Nothing inspires me more than great literature and provocative prose, so here’s the most recent books to make it onto my very real 2013 holiday wish list. —Kim
1. The Anatomy of Melancholy by Robert Burton (NYRB)
Anything published by NYRB, obvs, but oh my: “…Dr. Johnson, Boswell reports, said it was the only book that he rose early in the morning to read with pleasure.”
2. My Life in Middlemarch by Rebecca Mead
MLIM “…takes the themes of Eliot’s masterpiece—the complexity of love, the meaning of marriage, the foundations of morality, and the drama of aspiration and failure—and brings them into our world.”
3. At Last by Edward St. Aubyn
The last of the of Patrick Melrose novels, I’m anxious to see how St. Aubyn concludes this disturbing, wonderfully written series.

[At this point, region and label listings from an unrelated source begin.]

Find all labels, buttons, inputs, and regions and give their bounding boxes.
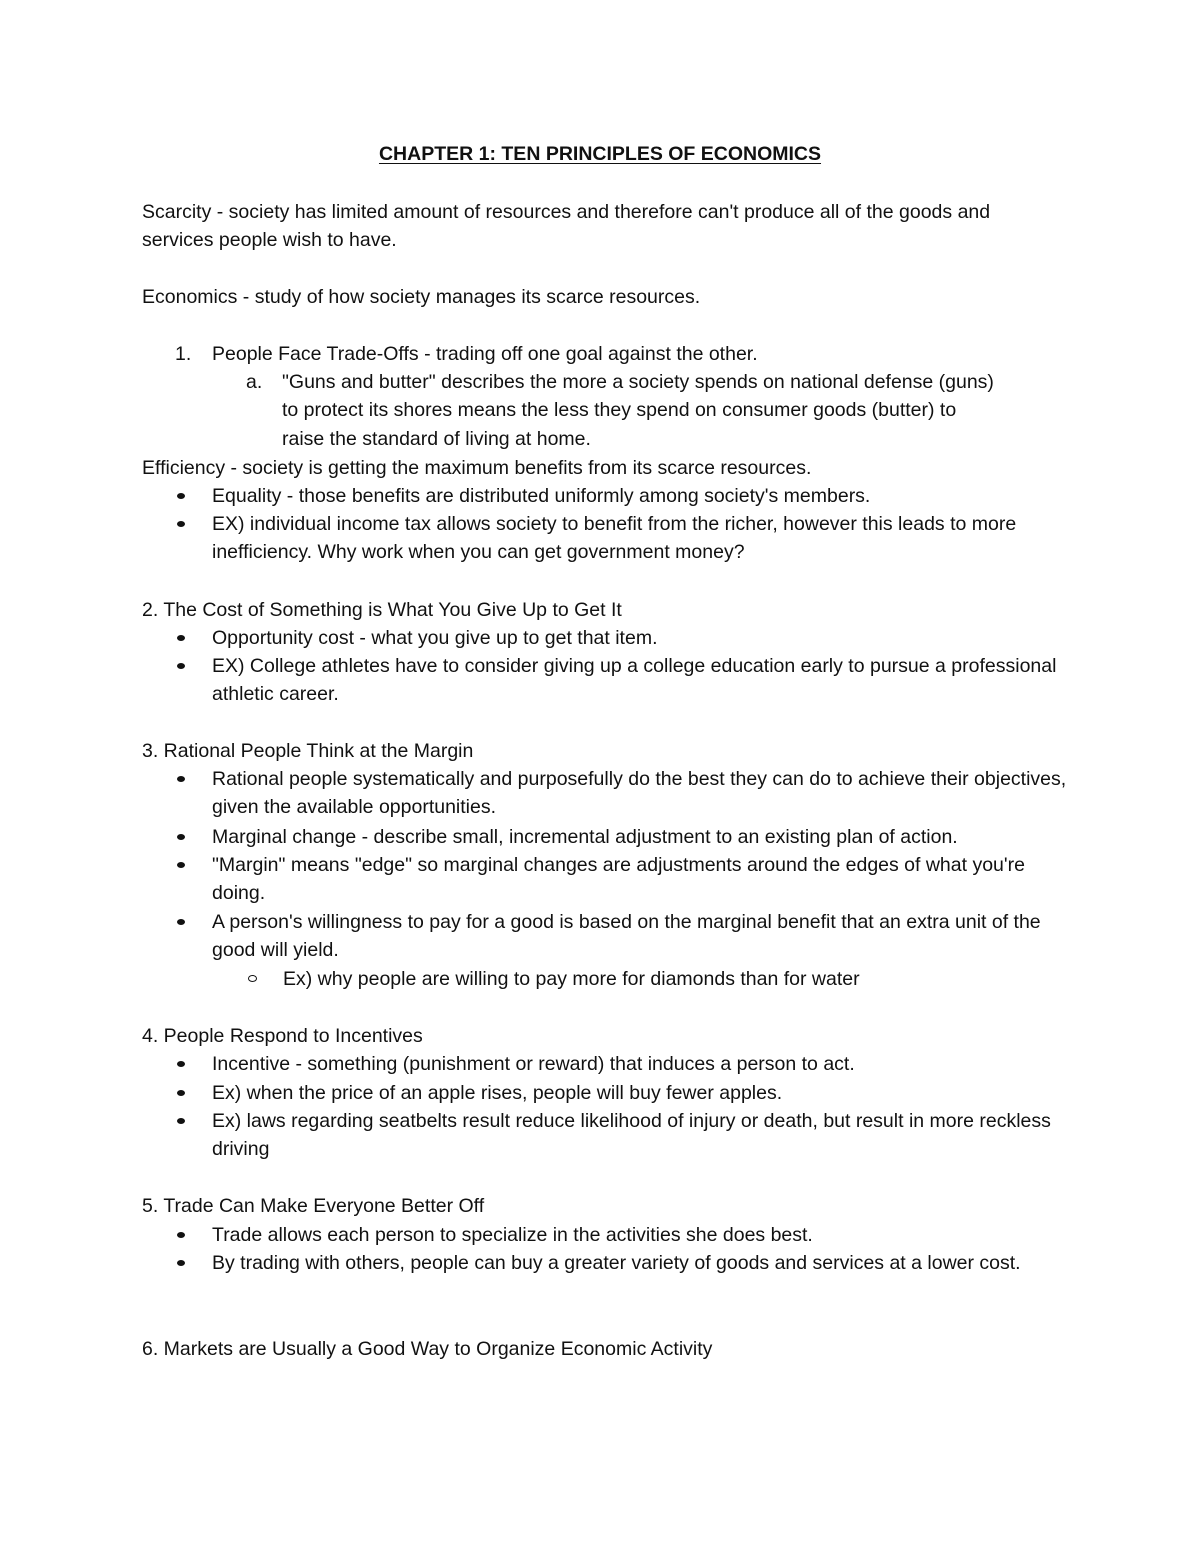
list-item: Rational people systematically and purposefully do the best they can do to achieve their objectives, given the available opportunities.	[142, 765, 1092, 822]
list-item: Opportunity cost - what you give up to get that item.	[142, 624, 1092, 652]
page-title: CHAPTER 1: TEN PRINCIPLES OF ECONOMICS	[378, 143, 822, 165]
list-item: Equality - those benefits are distributed uniformly among society's members.	[142, 482, 1092, 510]
bullet-icon	[177, 1232, 185, 1238]
efficiency-definition: Efficiency - society is getting the maximum benefits from its scarce resources.	[142, 457, 812, 479]
bullet-icon	[177, 663, 185, 669]
list-item: Ex) when the price of an apple rises, people will buy fewer apples.	[142, 1079, 1092, 1107]
bullet-icon	[177, 919, 185, 925]
list-item: Ex) why people are willing to pay more for diamonds than for water	[142, 965, 1092, 993]
principle-6-heading: 6. Markets are Usually a Good Way to Organize Economic Activity	[142, 1338, 713, 1360]
bullet-icon	[177, 834, 185, 840]
bullet-icon	[177, 635, 185, 641]
principle-1-text: People Face Trade-Offs - trading off one goal against the other.	[212, 343, 758, 365]
hollow-bullet-icon	[248, 975, 257, 982]
principle-3-heading: 3. Rational People Think at the Margin	[142, 740, 474, 762]
list-letter: a.	[246, 371, 263, 393]
scarcity-definition: Scarcity - society has limited amount of resources and therefore can't produce all of the goods and services people wish to have.	[142, 201, 991, 252]
economics-definition: Economics - study of how society manages its scarce resources.	[142, 286, 701, 308]
principle-5-heading: 5. Trade Can Make Everyone Better Off	[142, 1195, 485, 1217]
principle-1	[142, 340, 1092, 368]
list-item: "Margin" means "edge" so marginal changes are adjustments around the edges of what you're doing.	[142, 851, 1092, 908]
list-item: Incentive - something (punishment or reward) that induces a person to act.	[142, 1050, 1092, 1078]
list-item: Marginal change - describe small, incremental adjustment to an existing plan of action.	[142, 823, 1092, 851]
list-number: 1.	[175, 343, 192, 365]
bullet-icon	[177, 1260, 185, 1266]
bullet-icon	[177, 1061, 185, 1067]
principle-1-subitem	[142, 368, 1092, 453]
principle-4-heading: 4. People Respond to Incentives	[142, 1025, 423, 1047]
list-item: EX) College athletes have to consider giving up a college education early to pursue a professional athletic career.	[142, 652, 1092, 709]
principle-1-subitem-text: "Guns and butter" describes the more a society spends on national defense (guns) to protect its shores means the less they spend on consumer goods (butter) to raise the standard of living at home.	[282, 371, 994, 450]
list-item: Trade allows each person to specialize in the activities she does best.	[142, 1221, 1092, 1249]
bullet-icon	[177, 776, 185, 782]
principle-2-heading: 2. The Cost of Something is What You Give Up to Get It	[142, 599, 622, 621]
bullet-icon	[177, 493, 185, 499]
bullet-icon	[177, 1118, 185, 1124]
bullet-icon	[177, 862, 185, 868]
list-item: By trading with others, people can buy a greater variety of goods and services at a lower cost.	[142, 1249, 1092, 1277]
list-item: EX) individual income tax allows society to benefit from the richer, however this leads to more inefficiency. Why work when you can get government money?	[142, 510, 1092, 567]
list-item: Ex) laws regarding seatbelts result reduce likelihood of injury or death, but result in more reckless driving	[142, 1107, 1092, 1164]
bullet-icon	[177, 1090, 185, 1096]
list-item: A person's willingness to pay for a good is based on the marginal benefit that an extra unit of the good will yield.	[142, 908, 1092, 965]
bullet-icon	[177, 521, 185, 527]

4. The Looking Glass Brother by Peter von Ziegesar
"The Looking Glass Brother is a feast of memories from one of the last, great estates on Long Island’s Peacock Point. Summers were filled with the glistening water of the Long Island Sound, pristine beaches, croquet games, butlers in formal wear serving dinners and an endless stream of cocktails.”
5. Madness, Rack, and Honey: Collected Lectures by Mary Ruefle
"No writer I know of comes close to even trying to articulate the weird magic of poetry as Ruefle does."
6. The Other Typist by Suzanne Rindell
"Take a dollop of Alfred Hitchcock, a dollop of Patricia Highsmith, throw in some Great Gatsby flourishes, and the result is Rindell’s debut, a pitch-black comedy about a police stenographer accused of murder in 1920s Manhattan….”
7. All Souls by Javier Marias
One of my favorite novelists, Spain’s Marias sets this “darkly comic” novel at Oxford.
8. He Died with His Eyes Open (Factory 1) by Derek Raymond
“Murders are a dime a dozen in Margaret Thatcher’s London, and when it comes to the brutal killing of a middle-aged alcoholic found dumped outside of town, Scotland Yard has more important cases to deal with.”
9. Inherent Vice by Thomas Pynchon
Pynchon, that’s “part noir, part psychedelic romp.”
10. The Devil and the Detective by John Goldbach
“Imagine The Big Sleep via Fernando Pessoa, with a side of Buster Keaton.” Um, yes, please.